Father needs help to bring newborn girl home from the hospital
Not all new parents are destined to celebrate the birth of their firstborn with zest and spirit. When K Shiva and his wife Sai Priya became the father and mother of a baby girl on April 18 this year, they barely stopped to smile and send the news out to family and friends. The birth was severely premature, with the baby born at seven months with several neonatal complications. Immediately, the pediatrician put her on the ventilator. A month later, Shiva and Priya's baby is still at the Little Star Children's Hospital in Hyderabad. She is only a little bigger, and her weight has not increased significantly. The baby looks very pale and she cries often from a pain she cannot describe.

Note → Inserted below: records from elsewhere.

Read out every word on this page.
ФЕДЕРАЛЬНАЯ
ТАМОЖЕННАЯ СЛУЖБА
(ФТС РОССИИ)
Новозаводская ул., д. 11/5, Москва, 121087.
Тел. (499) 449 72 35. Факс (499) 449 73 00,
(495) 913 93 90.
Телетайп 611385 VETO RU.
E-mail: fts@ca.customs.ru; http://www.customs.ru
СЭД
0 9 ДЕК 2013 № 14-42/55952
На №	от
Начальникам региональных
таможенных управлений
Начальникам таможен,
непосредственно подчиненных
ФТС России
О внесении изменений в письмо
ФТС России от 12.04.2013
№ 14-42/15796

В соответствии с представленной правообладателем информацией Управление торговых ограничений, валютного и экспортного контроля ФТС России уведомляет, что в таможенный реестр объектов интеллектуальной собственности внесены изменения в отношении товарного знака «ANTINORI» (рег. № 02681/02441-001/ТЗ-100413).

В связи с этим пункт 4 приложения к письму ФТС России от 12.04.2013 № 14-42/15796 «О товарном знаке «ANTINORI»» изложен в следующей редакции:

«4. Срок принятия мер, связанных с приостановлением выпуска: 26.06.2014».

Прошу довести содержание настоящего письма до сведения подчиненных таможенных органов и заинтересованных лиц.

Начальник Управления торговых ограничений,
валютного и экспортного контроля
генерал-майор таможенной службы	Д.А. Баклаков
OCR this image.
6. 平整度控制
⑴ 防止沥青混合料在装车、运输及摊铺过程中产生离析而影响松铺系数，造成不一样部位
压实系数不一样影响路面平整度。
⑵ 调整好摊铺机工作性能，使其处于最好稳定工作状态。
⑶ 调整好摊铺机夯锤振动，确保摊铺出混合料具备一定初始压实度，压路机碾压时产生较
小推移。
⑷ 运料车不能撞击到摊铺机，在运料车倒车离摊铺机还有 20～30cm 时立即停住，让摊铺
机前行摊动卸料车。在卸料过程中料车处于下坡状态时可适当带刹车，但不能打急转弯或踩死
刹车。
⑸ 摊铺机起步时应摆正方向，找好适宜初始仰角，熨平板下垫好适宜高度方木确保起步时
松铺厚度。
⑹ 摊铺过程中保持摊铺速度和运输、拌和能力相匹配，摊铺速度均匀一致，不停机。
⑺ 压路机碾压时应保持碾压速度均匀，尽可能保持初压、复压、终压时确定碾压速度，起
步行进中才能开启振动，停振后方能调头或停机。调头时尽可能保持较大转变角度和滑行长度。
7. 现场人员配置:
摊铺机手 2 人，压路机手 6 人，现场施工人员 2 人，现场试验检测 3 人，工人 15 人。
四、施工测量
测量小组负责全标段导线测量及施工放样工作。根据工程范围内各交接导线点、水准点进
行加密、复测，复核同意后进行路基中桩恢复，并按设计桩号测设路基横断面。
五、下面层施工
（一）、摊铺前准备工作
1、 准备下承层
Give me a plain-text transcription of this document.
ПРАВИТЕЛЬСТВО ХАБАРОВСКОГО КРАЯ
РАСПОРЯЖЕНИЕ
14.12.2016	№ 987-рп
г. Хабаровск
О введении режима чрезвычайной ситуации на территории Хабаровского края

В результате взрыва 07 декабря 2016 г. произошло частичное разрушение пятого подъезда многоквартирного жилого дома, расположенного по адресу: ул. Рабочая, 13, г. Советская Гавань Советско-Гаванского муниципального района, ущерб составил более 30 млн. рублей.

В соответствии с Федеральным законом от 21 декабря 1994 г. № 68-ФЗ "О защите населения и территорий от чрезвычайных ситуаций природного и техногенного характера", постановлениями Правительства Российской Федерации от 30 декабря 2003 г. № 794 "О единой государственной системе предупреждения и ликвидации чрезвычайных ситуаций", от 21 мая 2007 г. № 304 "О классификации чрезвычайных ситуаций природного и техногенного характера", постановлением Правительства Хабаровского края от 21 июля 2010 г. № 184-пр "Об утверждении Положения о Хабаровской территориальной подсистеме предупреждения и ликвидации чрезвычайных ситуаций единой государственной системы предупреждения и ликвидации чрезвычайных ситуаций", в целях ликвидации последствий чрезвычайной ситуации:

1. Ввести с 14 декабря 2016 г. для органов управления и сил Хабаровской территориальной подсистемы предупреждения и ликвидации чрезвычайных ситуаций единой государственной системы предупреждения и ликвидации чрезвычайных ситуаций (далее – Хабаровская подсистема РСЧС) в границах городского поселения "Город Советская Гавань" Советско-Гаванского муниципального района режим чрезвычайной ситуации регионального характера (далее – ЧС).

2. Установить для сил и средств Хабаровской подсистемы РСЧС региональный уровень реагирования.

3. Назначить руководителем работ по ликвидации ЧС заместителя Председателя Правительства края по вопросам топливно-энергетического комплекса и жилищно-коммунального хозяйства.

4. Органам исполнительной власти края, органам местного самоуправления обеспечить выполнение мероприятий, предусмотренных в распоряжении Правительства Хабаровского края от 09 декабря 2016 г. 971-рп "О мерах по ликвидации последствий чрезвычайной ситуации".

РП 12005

Sai Priya's troubles with health began even before the baby was born. She was not keeping well. One night, she had so much trouble breathing that Shiva, then an Aircel employee, rushed her to a local hospital. Doctors advised her to have the baby before term through a C-section surgery; otherwise, they said, mother and child would both be in danger.
After the baby was born, Priya recovered relatively quickly from the operation and the troubling symptoms she was going through. In the next two weeks, her physical discomfort vanished. But she worried about her baby. The baby had not yet been breastfed, and was covered in tubes and needles under the ventilator. She was thin and cried every time she was touched.

Hospital bills kept mounting. When Shiva and Priya were sure that their worry over their newborn's condition could not make their misery worse, Shiva lost his job. He had been earning about Rs. 15,000 a month, a sum enough to take care of all wants and needs of their little family, but not nearly enough to set aside a fund for emergencies. Indeed, Shiva says, they had never foreseen that there might be an emergency to take them by surprise, much less a calamity that would involve the health, the life, of their baby.
To pay for the treatment that the baby is receiving, Shiva has borrowed heavily from friends and relatives. When the hospital presented a bill of Rs. 4.5 lakhs in May, he had to sell his ancestral gold jewelry to raise the amount. Neither Shiva nor Priya have an iota of regret about losing their possessions. "Our baby has to come home soon, and everything else is secondary to that," Priya says without a quiver in her voice.

It will cost another Rs. 8 lakhs in treatment costs for the baby to recover.
This is a desperate time for Shiva and Priya. They have no money to pay for their baby's treatment, and no source of income. Raising Rs. 8 lakhs will be an impossibility unless a magic panacea appears.